Tapi kali ini ia tidak ingin menemuiku untuk menjadi keranjang sampahnya, ia menemui untuk mengajakku orgasme. Orgasme otak!
Istilahnya memang sedikit ekstrim dan nyeleneh. Orgasme otak? Kalian mungkin akan mengerutkan kening? Dulu akupun demikian. Dulu aku menyebutnya momen “bertukar kepala” saat bertemu dengan “lawan” yang berimbang untuk ngobrol tentang hidup. Tapi Trully, sahabat se-flat sewaktu di Italy mengenalkan istilah baru, orgasme otak dan akhirnya sekarang lebih sering menyebut momen itu dengan orgasme otak, karena memang terasa lebih pas.
            Karena dia sengaja menemuiku untuk melakukan orgasme otak, maka aku tahu apa yang harus kulakukan.
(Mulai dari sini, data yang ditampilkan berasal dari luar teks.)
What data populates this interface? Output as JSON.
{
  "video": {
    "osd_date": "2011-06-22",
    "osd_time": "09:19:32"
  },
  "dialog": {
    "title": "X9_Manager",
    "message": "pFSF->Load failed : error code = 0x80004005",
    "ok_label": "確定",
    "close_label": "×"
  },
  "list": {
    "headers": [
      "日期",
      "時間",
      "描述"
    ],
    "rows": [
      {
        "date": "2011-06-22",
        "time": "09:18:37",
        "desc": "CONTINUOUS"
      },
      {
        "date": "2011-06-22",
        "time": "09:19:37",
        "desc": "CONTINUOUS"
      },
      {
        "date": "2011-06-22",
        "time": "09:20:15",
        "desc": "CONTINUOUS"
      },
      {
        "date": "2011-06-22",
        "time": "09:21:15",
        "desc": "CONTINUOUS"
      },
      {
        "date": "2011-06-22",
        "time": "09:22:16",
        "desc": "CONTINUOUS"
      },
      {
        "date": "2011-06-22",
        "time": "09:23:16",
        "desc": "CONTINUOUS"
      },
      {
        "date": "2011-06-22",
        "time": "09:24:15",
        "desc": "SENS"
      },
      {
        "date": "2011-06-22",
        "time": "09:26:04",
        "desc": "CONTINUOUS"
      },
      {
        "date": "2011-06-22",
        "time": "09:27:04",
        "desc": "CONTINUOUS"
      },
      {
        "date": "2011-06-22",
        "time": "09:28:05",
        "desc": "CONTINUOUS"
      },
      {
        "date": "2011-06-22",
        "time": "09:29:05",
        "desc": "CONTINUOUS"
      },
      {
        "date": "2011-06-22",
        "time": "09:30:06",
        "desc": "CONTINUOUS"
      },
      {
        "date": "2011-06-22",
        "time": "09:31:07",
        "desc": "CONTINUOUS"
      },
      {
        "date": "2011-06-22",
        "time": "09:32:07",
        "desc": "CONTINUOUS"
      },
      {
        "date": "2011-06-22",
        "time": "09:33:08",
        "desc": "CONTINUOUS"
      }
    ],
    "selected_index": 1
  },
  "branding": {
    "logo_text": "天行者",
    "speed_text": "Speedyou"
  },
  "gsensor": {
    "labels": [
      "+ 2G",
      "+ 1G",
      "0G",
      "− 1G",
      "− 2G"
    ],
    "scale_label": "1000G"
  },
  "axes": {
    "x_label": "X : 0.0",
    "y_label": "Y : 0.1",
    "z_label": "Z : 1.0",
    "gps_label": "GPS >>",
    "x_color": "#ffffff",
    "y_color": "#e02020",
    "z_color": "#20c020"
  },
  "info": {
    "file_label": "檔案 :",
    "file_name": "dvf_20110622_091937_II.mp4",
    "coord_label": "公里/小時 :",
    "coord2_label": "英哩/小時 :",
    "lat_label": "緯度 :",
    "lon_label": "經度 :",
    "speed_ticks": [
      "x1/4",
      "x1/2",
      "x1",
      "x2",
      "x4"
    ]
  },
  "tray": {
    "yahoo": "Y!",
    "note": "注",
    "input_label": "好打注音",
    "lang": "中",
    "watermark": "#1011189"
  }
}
Cukup dengan menyentil syaraf-syaraf otak berpikir tentang hidup dengan pertanyaan-pertanyaan, maka kami dengan mengalir saling bertukar kalimat. Kalimat-kalimat yang saling berloncatan, saling menemukan, kadang saling melawan, kadang saling bersinergi, ataupun kadang meledak lalu terdiam, relaksasi. Orgasme! Kepuasan tertinggi saat otak dan pikiran mendapatkan lawan yang berimbang untuk melepaskan segala pikiran-pikiran, wacana, sikap, sudut pandang mengenai sesuatu hal yang dibicarakan dan mendapatkan respons dahsyat yang seimbang. Begitulah orgasme otak. Terbayangkan apa yang kujelaskan pada kalian? Atau kalian malah membayangkan hal yang lainnya? LOL
Istilah orgasme memang lebih ke arah konotasi seksual. Tapi lihatlah definisinya hampir sama.  Orgasme berarti pelepasan tiba-tiba ketegangan seksual yang terkumpul, dan orgasme otakpun demikian, pelepasan ketegangan atau kumpulan pikiran-pikiran yang mengendap.
Manusia dipenuhi kumpulan pikiran-pikiran yang seringkali bersembunyi di bawah permukaan, sering tak tergali. Mengendap sekian lama, dan tak semua orang mampu menggalinya. Orgasme otak berbeda dengan sesi “curhat”, dimana curhat seringkali lebih pada bercerita tentang masalah, unek-unek ataupun luapan perasaan yang dialami seseorang. Biasanya satu orang akan bercerita, sedangkan partnernya akan berperan sebagai seorang pendengar. Bisa sepihak, namun bisa juga bergantian setelah seseorang selesai dengan curhatannya. 
Curhat membutuhkan seorang partner yang siap menjadi “tempat sampah”, memberikan saran, pandangannya ataupun hanya sekedar mendengarkan.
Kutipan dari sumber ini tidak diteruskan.